Renan Calheiros estava radiante na cadeira da presidência do Senado nesta quinta. A alegria era incontida: vencera a batalha. No momento do discurso, Jorge Viana se aproxima. Renan segura sua mão carinhosamente, num gesto de gratidão. O senador petista, de cabeça baixa, como que constrangido, ouve o agradecimento: “O Jorge sempre agiu para além dos seus interesses. Sempre focou a defesa do interesse nacional”, argumentou Renan.
Algumas palavras mais e Renan finaliza: “Foi este papel que Jorge, em nome do Senado, em nome da democracia, em nome da separação dos poderes e em nome do PT também, apesar dele ser mais amplo e maior que o PT, cumpriu. E isto ficará registrado na história do Brasil”.
Palavras e gestos
O STF curvou-se ao Senado de Calheiros em nome da estabilidade. O curto-circuito institucional chegara longe demais, ameaçando a aprovação da PEC do Teto (55) e o calendário das contrarreformas neoliberais. Prevaleceu o instinto de sobrevivência do ajuste burguês. Temer obteve, desse modo, uma vitória nada desprezível ao ter arbitrado o conflito, disciplinando ambos os lados à agenda do governo e logrado, por fim, uma solução mediada.
Nesse arranjo sinistro, um ator entrou em cena para um papel desconcertante. O senador Jorge Viana (PT-AC), o substituto do alagoano na presidência, estendeu a mão a Calheiros e ao governo Temer, numa atitude incompreensível para um líder político que, em tese, deveria enfrentar os golpistas.

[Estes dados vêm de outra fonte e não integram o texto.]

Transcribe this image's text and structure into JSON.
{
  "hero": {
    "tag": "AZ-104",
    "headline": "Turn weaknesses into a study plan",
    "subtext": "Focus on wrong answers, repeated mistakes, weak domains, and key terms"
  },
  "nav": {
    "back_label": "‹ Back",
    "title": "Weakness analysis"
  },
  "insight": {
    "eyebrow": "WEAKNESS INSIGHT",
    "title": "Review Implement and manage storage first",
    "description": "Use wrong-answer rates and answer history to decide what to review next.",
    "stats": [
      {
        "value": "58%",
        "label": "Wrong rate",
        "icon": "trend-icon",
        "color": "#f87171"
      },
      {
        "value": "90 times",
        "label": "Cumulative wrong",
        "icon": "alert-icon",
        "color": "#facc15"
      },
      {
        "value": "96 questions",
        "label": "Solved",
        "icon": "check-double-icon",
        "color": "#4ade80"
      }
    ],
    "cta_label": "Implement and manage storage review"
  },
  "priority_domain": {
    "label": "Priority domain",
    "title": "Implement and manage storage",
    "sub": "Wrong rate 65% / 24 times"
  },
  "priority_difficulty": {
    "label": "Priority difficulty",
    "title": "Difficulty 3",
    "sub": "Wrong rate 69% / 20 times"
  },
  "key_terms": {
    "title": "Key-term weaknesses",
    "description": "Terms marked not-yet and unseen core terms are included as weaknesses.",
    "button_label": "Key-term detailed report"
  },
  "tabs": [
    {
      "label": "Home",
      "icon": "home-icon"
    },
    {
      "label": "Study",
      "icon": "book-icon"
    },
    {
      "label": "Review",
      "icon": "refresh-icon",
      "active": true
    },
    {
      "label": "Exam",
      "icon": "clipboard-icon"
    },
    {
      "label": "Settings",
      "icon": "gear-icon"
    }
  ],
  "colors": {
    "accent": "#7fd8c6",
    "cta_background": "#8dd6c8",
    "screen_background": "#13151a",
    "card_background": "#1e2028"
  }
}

Renan apoiou o impeachment em sua fase decisiva. É fiador entusiasta do ajuste neoliberal no Senado, conduz as votações da PEC 55 e prepara a tramitação da reforma da Previdência. Motivos não faltavam, portanto, para que Viana e o PT aproveitassem o momento político chave para paralisar, ou ao menos dificultar, o andamento das reformas no Congresso.
Mas não, foi tudo ao contrário. O senador do Acre não satisfeito em prestar solidariedade explícita a Calheiros e evitar qualquer atrito com o governo Temer, articulou junto ao STF a manutenção de Renan na presidência.
A postura de Viana não foi repreendida pela direção do PT. Pior, houve um silêncio perturbador, uma espécie de cumplicidade das lideranças petistas. Nenhuma declaração de Lula, nenhuma entrevista de Rui Falcão e nem mesmo nota do partido houve. Não há como disfarçar: Jorge Viana teve, como mínimo, cartas brancas do partido para fazer o que fez.
Alguns senadores do PT e do PCdoB, liderados por Lindbergh Farias, pronunciaram-se contra Renan e sugeriram a retirada da PEC 55 do calendário de votações. Mas, mesmo estes não se opuseram publicamente à posição do colega de partido. Enquanto Viana tecia a proteção a Renan, senadores do PT faziam discursos inflamados contra o governo. Formava-se, com isso, uma imagem bizarra pela sua incoerência e contrassenso. Novamente, o PT falava uma coisa e fazia o oposto.
O PT contra o golpe?
O deprimente episódio protagonizado por Jorge Viana demonstra, mais uma vez, o grau de adaptação do PT a esse sistema político apodrecido, a sua incapacidade de levar adiante qualquer luta consequente contra Temer e, também, os laços de colaboração mantidos por seu núcleo dirigente com a ala do PMDB de Renan e Sarney.
O partido de Lula já não havia lutado de verdade contra o impeachment, apostou até o último momento na conciliação de classes e foi esmagado sem dó, nem piedade. Pois bem, não seria agora que tomaria uma posição de enfrentamento sério com o governo Temer. Como dizia o Barão de Itararé: “De onde menos se espera, daí é que não sai nada”.